Worried about a technology that has been around on several android brand phones for years? Apparently just another politician that is spouting off at the mouth about something he knows nothing about. Franken should have stuck to radio...nah, he wasn't any good at that either.

From the Grave

You can't take that phone to the grave.

SamAdams

I disagree with Apple's implication that, just because the print is stored separately, it can't be hacked. And while I appreciate that Apple claims it doesn't receive the fingerprint data, that doesn't mean it doesn't (though what it would do with it is beyond me).

In the case of other fingerprint technology, there have been questions raised as to whether or not a bad guy might cut somebody's finger or hand off and just use that much of it to gain access to whatever. Now while I can't imagine an iPhone is worth that kind of thing to ANYbody, once it's hacked (and trust me, it will be), you could REPLACE the fingerprint with your own and gain access to PayPal, banking records, various online store accounts, and who knows what else?
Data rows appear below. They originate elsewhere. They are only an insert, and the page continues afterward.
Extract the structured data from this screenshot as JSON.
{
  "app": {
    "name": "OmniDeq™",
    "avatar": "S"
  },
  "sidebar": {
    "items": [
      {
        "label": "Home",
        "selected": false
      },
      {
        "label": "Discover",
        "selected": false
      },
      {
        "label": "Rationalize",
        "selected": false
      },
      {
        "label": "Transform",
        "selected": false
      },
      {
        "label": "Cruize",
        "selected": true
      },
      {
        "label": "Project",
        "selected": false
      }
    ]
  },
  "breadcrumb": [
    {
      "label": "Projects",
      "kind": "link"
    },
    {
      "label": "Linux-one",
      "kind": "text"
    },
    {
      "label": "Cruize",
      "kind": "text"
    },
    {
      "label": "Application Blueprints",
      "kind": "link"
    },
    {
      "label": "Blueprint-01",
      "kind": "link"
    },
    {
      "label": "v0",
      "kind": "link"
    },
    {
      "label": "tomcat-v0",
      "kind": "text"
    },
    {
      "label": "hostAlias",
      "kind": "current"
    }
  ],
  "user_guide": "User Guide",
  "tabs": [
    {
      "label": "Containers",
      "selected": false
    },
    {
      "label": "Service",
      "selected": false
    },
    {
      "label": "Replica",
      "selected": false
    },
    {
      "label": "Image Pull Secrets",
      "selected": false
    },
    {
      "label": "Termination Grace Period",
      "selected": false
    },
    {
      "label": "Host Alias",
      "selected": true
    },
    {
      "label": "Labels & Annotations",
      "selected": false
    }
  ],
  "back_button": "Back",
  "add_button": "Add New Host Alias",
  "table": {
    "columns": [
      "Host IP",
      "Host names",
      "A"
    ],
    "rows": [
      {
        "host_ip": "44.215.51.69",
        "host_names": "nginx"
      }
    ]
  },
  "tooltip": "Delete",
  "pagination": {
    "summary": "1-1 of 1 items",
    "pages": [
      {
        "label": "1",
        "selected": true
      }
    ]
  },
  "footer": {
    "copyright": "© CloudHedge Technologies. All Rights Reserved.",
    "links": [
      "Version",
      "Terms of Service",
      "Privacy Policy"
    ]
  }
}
As far as I'm concerned, I'd keep using a password I could change as needed. I also never, never, NEVER do banking or transmit credit card data online and most especially never do so wirelessly! No fingerprint or password needed to capture THAT data!

The Big Dog's back

You mean a PRIVATE company does this? Say it ain't so sam.

SamAdams

We've had this conversation before, Big Dog. We both agree that BOTH the government and business are eroding our privacy. It's just that I'm the only one of the two of us who thinks the government invasions are worse because a) they're virtually impossible to opt out of, especially when you don't know about them; b) they're almost ALWAYS involuntary; and c) they can be enforced at gunpoint.

Nemesis

Actually, Sam, a smartphone on a 4G network (as opposed to Wifi) is probably the most secure connection you can make, since it has the strongest encryption.